Andrew secoua la tête, consterné et confus. Il était venu pour bien faire comprendre qu’il n’était pas content de cette histoire de tarte à la crème, mais il s’était retrouvé avec un doigt dans le cul et en train de jouir à cause de ça. Putain !
….
Au cours de la semaine suivante, en plus d’avoir couché une fois avec Alex, et une fois avec ses deux fils lors d’une visite où elle s’est fait prendre à deux (cette fois-ci, elle n’a pas forcé Andrew à manger une tarte à la crème ni à lui mettre un doigt dans le cul), elle avait été avec Joel cinq fois.
Deux fois chez elle (Alex est arrivé quelques minutes seulement après qu’elle ait reçu la deuxième éjaculation de Joel dans son vagin), à nouveau dans la même cabine qu’auparavant, cette fois-ci ils ont tous les deux éjaculé assez bruyamment alors que quelqu’un entrait dans les toilettes, dans une cabine d’essayage d’un Victoria Secret, et la plus amusante, dans un Uber (bien que ce ne fût qu’une fellation).
Joel a enfin pu admirer ses seins.
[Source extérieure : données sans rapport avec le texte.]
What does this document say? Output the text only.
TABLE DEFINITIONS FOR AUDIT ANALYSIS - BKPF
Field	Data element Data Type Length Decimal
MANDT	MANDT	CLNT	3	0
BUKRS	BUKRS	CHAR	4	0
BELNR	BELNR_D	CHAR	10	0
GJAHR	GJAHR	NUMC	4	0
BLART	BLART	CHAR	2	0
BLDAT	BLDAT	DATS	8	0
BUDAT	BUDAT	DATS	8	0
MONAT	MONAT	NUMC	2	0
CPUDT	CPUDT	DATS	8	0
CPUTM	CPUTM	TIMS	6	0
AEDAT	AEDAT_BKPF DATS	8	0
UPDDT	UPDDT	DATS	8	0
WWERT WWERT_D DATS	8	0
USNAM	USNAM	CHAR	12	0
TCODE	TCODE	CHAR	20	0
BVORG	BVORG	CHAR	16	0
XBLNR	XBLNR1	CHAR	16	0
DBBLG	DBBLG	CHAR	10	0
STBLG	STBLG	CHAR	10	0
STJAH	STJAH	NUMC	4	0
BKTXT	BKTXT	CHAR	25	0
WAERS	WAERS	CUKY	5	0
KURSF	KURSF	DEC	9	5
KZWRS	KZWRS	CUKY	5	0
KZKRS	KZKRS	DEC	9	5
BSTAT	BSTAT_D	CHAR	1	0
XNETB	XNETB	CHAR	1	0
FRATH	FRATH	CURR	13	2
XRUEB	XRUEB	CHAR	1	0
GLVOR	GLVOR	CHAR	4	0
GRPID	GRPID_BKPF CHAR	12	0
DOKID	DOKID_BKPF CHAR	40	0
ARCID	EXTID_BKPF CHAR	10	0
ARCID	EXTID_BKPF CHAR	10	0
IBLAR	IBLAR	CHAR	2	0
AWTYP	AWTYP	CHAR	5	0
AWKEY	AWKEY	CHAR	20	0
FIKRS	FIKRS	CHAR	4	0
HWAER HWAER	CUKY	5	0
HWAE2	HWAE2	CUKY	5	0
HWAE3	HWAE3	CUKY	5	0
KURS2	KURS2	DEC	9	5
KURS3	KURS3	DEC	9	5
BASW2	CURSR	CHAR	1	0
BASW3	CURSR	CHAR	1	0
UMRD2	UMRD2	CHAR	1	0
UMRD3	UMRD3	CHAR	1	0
Les siens étaient bien plus gros que ceux d’Haley, et pendant qu’Haley était à l’école, il a passé une bonne heure à les caresser, à sucer leurs tétons, puis à les baiser… avant de jouir entre eux.
Tout cela nous a menés à aujourd’hui… le bal de promo.
Aujourd’hui… Stéphanie allait lui offrir le bal de promo de sa vie (puisqu’il n’y était pas allé lorsqu’il était au lycée).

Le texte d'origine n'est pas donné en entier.